Le 28 septembre dernier, au cours d’une cérémonie en grande pompe, Taïwan a présenté le premier de ses sous-marins construits localement. Il s’agit avant tout d’un évènement politique majeur qui met une fois de plus en évidence les remarquables capacités de recherche, de développement d’innovation et d’industrialisation de Taipei. C’est aussi un exemple de coordination efficace des soutiens apportés par plusieurs pays étrangers, malgré les opérations d’influence de tous ordres auxquelles ils ont été soumis par Pékin. La République populaire de Chine (RPC) enregistre une déconvenue de premier plan en n’étant pas parvenue à empêcher ce programme majeur d’aboutir dans les délais impartis.
Amélioration de la marine de Taïwan
Si, comme c’est probable, les essais techniques et l’évaluation militaire se déroulent conformément aux prévisions, le programme IDS (Indigenous Defense Submarine) constituera une amélioration primordiale des capacités opérationnelles de la marine taïwanaise alors que la menace d’une intervention militaire généralisée de la RPC ne cesse de croître. En 2027, l’Armée populaire de libération (APL) aura terminé sa modernisation et sa marine (APL-M), première au monde en termes de nombres de coques, devrait disposer de tous les moyens nécessaires de projection de puissance, pour frapper massivement les défenses de la République de Chine (RDC), et de projection de forces pour traverser le détroit de Taïwan large de 120 km séparant l’île du continent. Les deux partis politiques taïwanais investis dans la course aux élections présidentielles en 2024, le Democratic Progressive Party (DPP) de la présidente sortante et le Kuomintang (KMT), considèrent également que 2027 est la date la plus probable pour une offensive contre l’île. Taïwan aura de son côté parfait sa défense, en particulier grâce à ses forces sous-marines qui constitueront déjà une menace mortelle pour toutes les composantes maritimes des forces d’invasion.
Le sous-marin d’attaque est furtif. Il jouit du don d’ubiquité, de l’effet de surprise et de la liberté de mouvement, ce qui lui permet d’agir en toutes zones, littorales ou en haute mer, y compris celles que l’adversaire contrôle.
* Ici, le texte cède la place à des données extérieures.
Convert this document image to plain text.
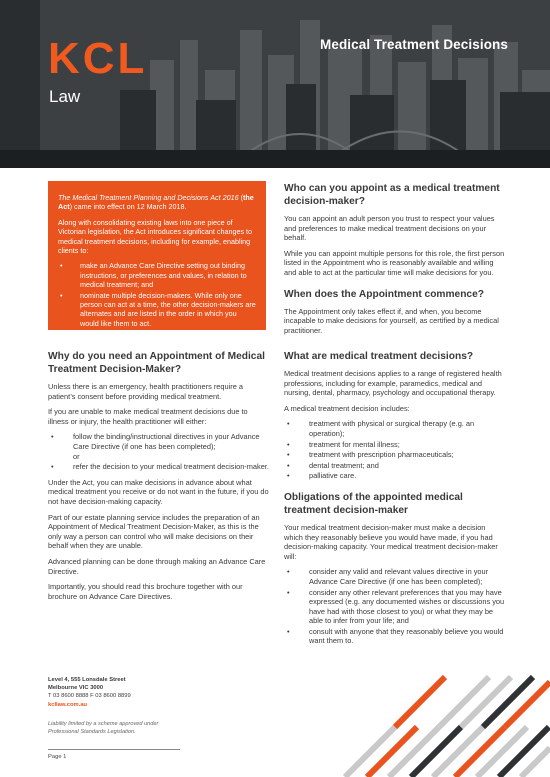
Medical Treatment Decisions
KCL
Law

The Medical Treatment Planning and Decisions Act 2016 (the Act) came into effect on 12 March 2018.

Along with consolidating existing laws into one piece of Victorian legislation, the Act introduces significant changes to medical treatment decisions, including for example, enabling clients to:

• make an Advance Care Directive setting out binding instructions, or preferences and values, in relation to medical treatment; and
• nominate multiple decision-makers. While only one person can act at a time, the other decision-makers are alternates and are listed in the order in which you would like them to act.
Who can you appoint as a medical treatment decision-maker?

You can appoint an adult person you trust to respect your values and preferences to make medical treatment decisions on your behalf.

While you can appoint multiple persons for this role, the first person listed in the Appointment who is reasonably available and willing and able to act at the particular time will make decisions for you.

When does the Appointment commence?

The Appointment only takes effect if, and when, you become incapable to make decisions for yourself, as certified by a medical practitioner.

Why do you need an Appointment of Medical Treatment Decision-Maker?

Unless there is an emergency, health practitioners require a patient’s consent before providing medical treatment.

If you are unable to make medical treatment decisions due to illness or injury, the health practitioner will either:

• follow the binding/instructional directives in your Advance Care Directive (if one has been completed);
or
• refer the decision to your medical treatment decision-maker.

Under the Act, you can make decisions in advance about what medical treatment you receive or do not want in the future, if you do not have decision-making capacity.

Part of our estate planning service includes the preparation of an Appointment of Medical Treatment Decision-Maker, as this is the only way a person can control who will make decisions on their behalf when they are unable.

Advanced planning can be done through making an Advance Care Directive.

Importantly, you should read this brochure together with our brochure on Advance Care Directives.

What are medical treatment decisions?

Medical treatment decisions applies to a range of registered health professions, including for example, paramedics, medical and nursing, dental, pharmacy, psychology and occupational therapy.

A medical treatment decision includes:

• treatment with physical or surgical therapy (e.g. an operation);
• treatment for mental illness;
• treatment with prescription pharmaceuticals;
• dental treatment; and
• palliative care.
Obligations of the appointed medical treatment decision-maker

Your medical treatment decision-maker must make a decision which they reasonably believe you would have made, if you had decision-making capacity. Your medical treatment decision-maker will:

• consider any valid and relevant values directive in your Advance Care Directive (if one has been completed);
• consider any other relevant preferences that you may have expressed (e.g. any documented wishes or discussions you have had with those closest to you) or what they may be able to infer from your life; and
• consult with anyone that they reasonably believe you would want them to.
Level 4, 555 Lonsdale Street
Melbourne VIC 3000
T 03 8600 8888 F 03 8600 8899
kcllaw.com.au
Liability limited by a scheme approved under
Professional Standards Legislation.
Page 1
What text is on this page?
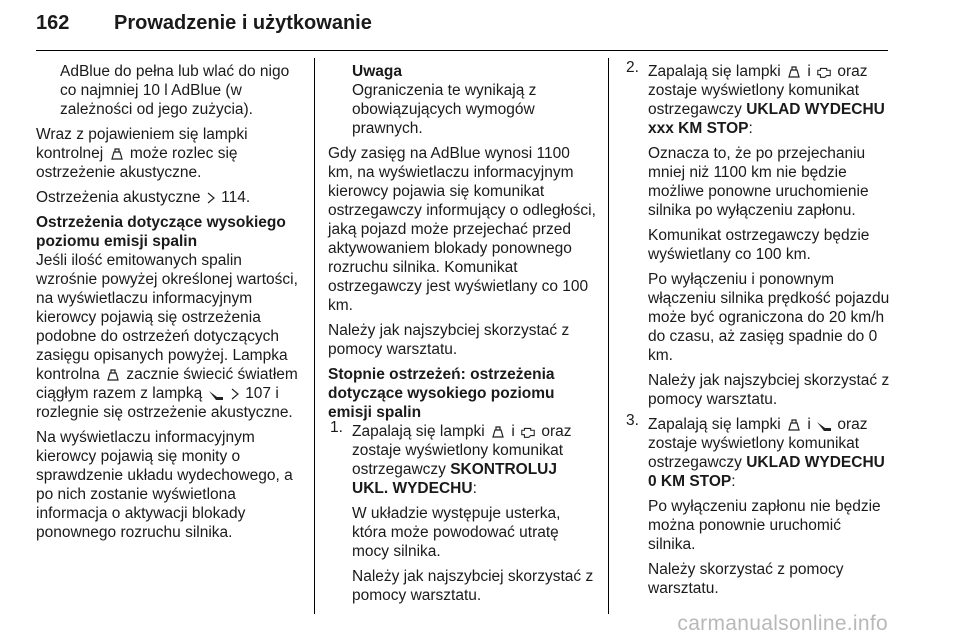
162 Prowadzenie i użytkowanie

AdBlue do pełna lub wlać do nigo co najmniej 10 l AdBlue (w zależności od jego zużycia).

Wraz z pojawieniem się lampki kontrolnej może rozlec się ostrzeżenie akustyczne.

Ostrzeżenia akustyczne 114.

Ostrzeżenia dotyczące wysokiego poziomu emisji spalin

Jeśli ilość emitowanych spalin wzrośnie powyżej określonej wartości, na wyświetlaczu informacyjnym kierowcy pojawią się ostrzeżenia podobne do ostrzeżeń dotyczących zasięgu opisanych powyżej. Lampka kontrolna zacznie świecić światłem ciągłym razem z lampką	107 i rozlegnie się ostrzeżenie akustyczne.

Na wyświetlaczu informacyjnym kierowcy pojawią się monity o sprawdzenie układu wydechowego, a po nich zostanie wyświetlona informacja o aktywacji blokady ponownego rozruchu silnika.

Uwaga

Ograniczenia te wynikają z obowiązujących wymogów prawnych.

Gdy zasięg na AdBlue wynosi 1100 km, na wyświetlaczu informacyjnym kierowcy pojawia się komunikat ostrzegawczy informujący o odległości, jaką pojazd może przejechać przed aktywowaniem blokady ponownego rozruchu silnika. Komunikat ostrzegawczy jest wyświetlany co 100 km.

Należy jak najszybciej skorzystać z pomocy warsztatu.

Stopnie ostrzeżeń: ostrzeżenia dotyczące wysokiego poziomu emisji spalin

1. Zapalają się lampki i oraz zostaje wyświetlony komunikat ostrzegawczy SKONTROLUJ UKL. WYDECHU:

W układzie występuje usterka, która może powodować utratę mocy silnika.

Należy jak najszybciej skorzystać z pomocy warsztatu.

2. Zapalają się lampki i oraz zostaje wyświetlony komunikat ostrzegawczy UKLAD WYDECHU xxx KM STOP:

Oznacza to, że po przejechaniu mniej niż 1100 km nie będzie możliwe ponowne uruchomienie silnika po wyłączeniu zapłonu.

Komunikat ostrzegawczy będzie wyświetlany co 100 km.

Po wyłączeniu i ponownym włączeniu silnika prędkość pojazdu może być ograniczona do 20 km/h do czasu, aż zasięg spadnie do 0 km.

Należy jak najszybciej skorzystać z pomocy warsztatu.

3. Zapalają się lampki i oraz zostaje wyświetlony komunikat ostrzegawczy UKLAD WYDECHU 0 KM STOP:

Po wyłączeniu zapłonu nie będzie można ponownie uruchomić silnika.

Należy skorzystać z pomocy warsztatu.

carmanualsonline.info
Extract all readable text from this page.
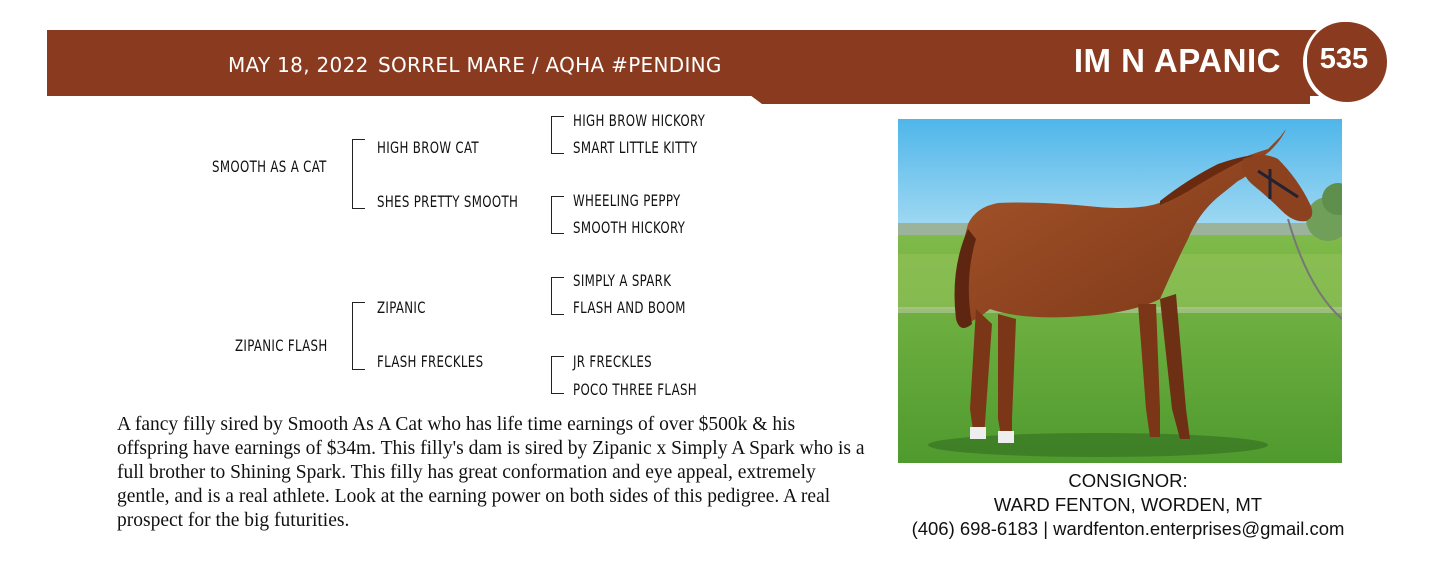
MAY 18, 2022 SORREL MARE / AQHA #PENDING	IM N APANIC	535
SMOOTH AS A CAT
ZIPANIC FLASH
HIGH BROW CAT
SHES PRETTY SMOOTH
ZIPANIC
FLASH FRECKLES
HIGH BROW HICKORY
SMART LITTLE KITTY
WHEELING PEPPY
SMOOTH HICKORY
SIMPLY A SPARK
FLASH AND BOOM
JR FRECKLES
POCO THREE FLASH

A fancy filly sired by Smooth As A Cat who has life time earnings of over $500k & his offspring have earnings of $34m. This filly's dam is sired by Zipanic x Simply A Spark who is a full brother to Shining Spark. This filly has great conformation and eye appeal, extremely gentle, and is a real athlete. Look at the earning power on both sides of this pedigree. A real prospect for the big futurities.

CONSIGNOR:
WARD FENTON, WORDEN, MT
(406) 698-6183 | wardfenton.enterprises@gmail.com
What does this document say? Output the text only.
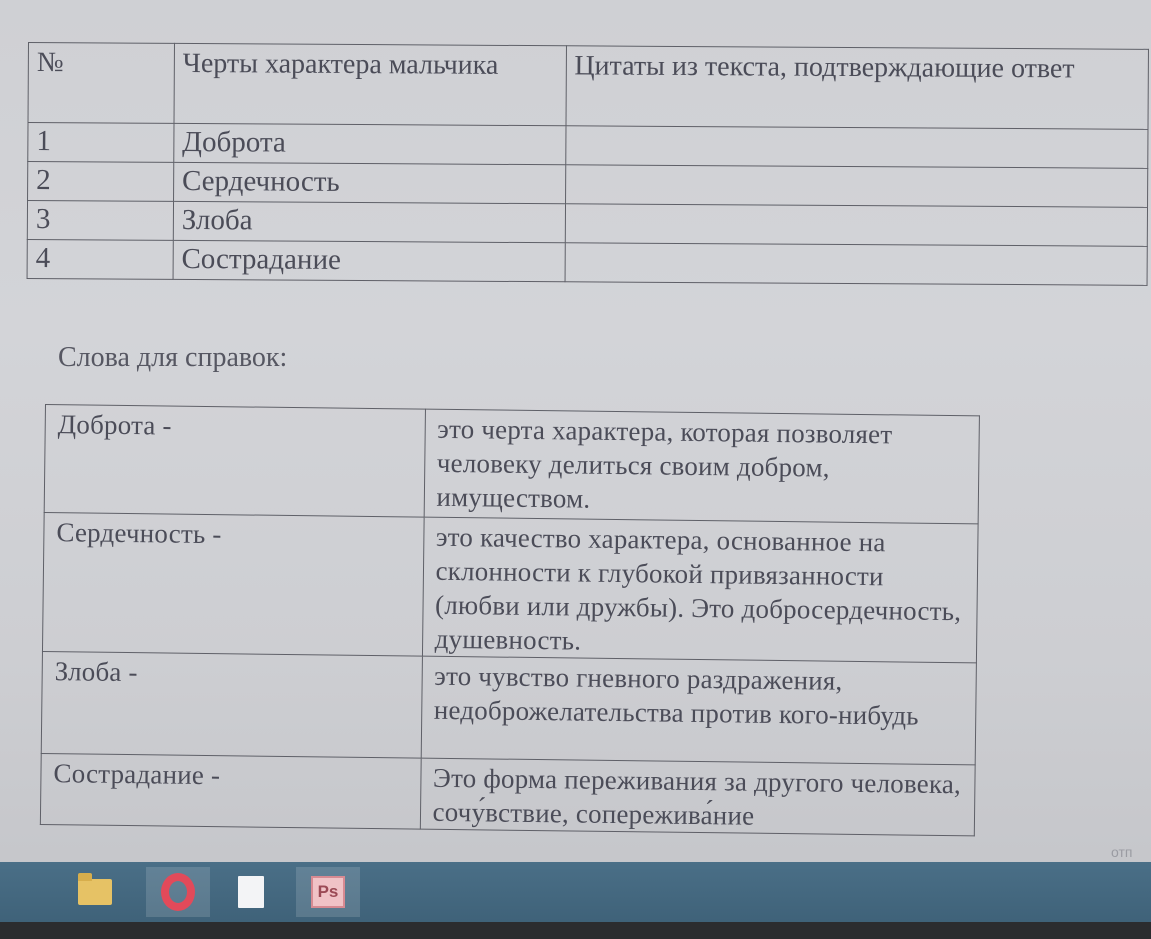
№	Черты характера мальчика	Цитаты из текста, подтверждающие ответ
1	Доброта	
2	Сердечность	
3	Злоба	
4	Сострадание	
Слова для справок:
Доброта -	это черта характера, которая позволяет человеку делиться своим добром, имуществом.
Сердечность -	это качество характера, основанное на склонности к глубокой привязанности (любви или дружбы). Это добросердечность, душевность.
Злоба -	это чувство гневного раздражения, недоброжелательства против кого-нибудь
Сострадание -	Это форма переживания за другого человека, сочу́вствие, сопережива́ние
отп
Ps
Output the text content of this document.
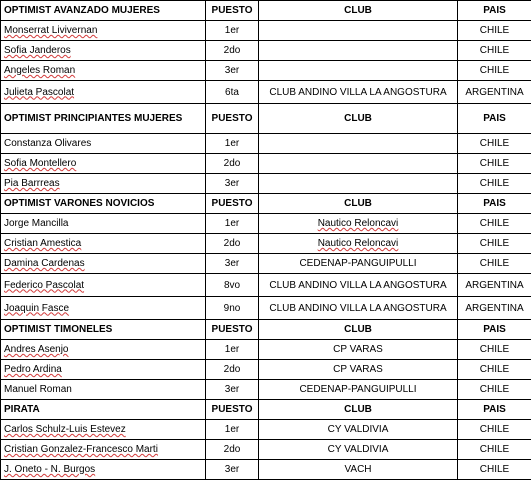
OPTIMIST AVANZADO MUJERES	PUESTO	CLUB	PAIS
Monserrat Livivernan	1er		CHILE
Sofia Janderos	2do		CHILE
Angeles Roman	3er		CHILE
Julieta Pascolat	6ta	CLUB ANDINO VILLA LA ANGOSTURA	ARGENTINA
OPTIMIST PRINCIPIANTES MUJERES	PUESTO	CLUB	PAIS
Constanza Olivares	1er		CHILE
Sofia Montellero	2do		CHILE
Pia Barrreas	3er		CHILE
OPTIMIST VARONES NOVICIOS	PUESTO	CLUB	PAIS
Jorge Mancilla	1er	Nautico Reloncavi	CHILE
Cristian Amestica	2do	Nautico Reloncavi	CHILE
Damina Cardenas	3er	CEDENAP-PANGUIPULLI	CHILE
Federico Pascolat	8vo	CLUB ANDINO VILLA LA ANGOSTURA	ARGENTINA
Joaquin Fasce	9no	CLUB ANDINO VILLA LA ANGOSTURA	ARGENTINA
OPTIMIST TIMONELES	PUESTO	CLUB	PAIS
Andres Asenjo	1er	CP VARAS	CHILE
Pedro Ardina	2do	CP VARAS	CHILE
Manuel Roman	3er	CEDENAP-PANGUIPULLI	CHILE
PIRATA	PUESTO	CLUB	PAIS
Carlos Schulz-Luis Estevez	1er	CY VALDIVIA	CHILE
Cristian Gonzalez-Francesco Marti	2do	CY VALDIVIA	CHILE
J. Oneto - N. Burgos	3er	VACH	CHILE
Il peut y recueillir du renseignement sur les infrastructures et les moyens maritimes et faire usage sans préavis de sa grande puissance de feu. Malgré sa petite taille et son équipage restreint, c’est un formidable moyen de dissuasion classique. Tous les pays de l’Indopacifique l’ont bien compris qui, inquiets du formidable essor de l’APL-M, se sont lancés dans une course aux sous-marins pour y faire face. Même la marine des Philippines cherche à se doter de deux sous-marins d’attaque malgré la faiblesse de son budget.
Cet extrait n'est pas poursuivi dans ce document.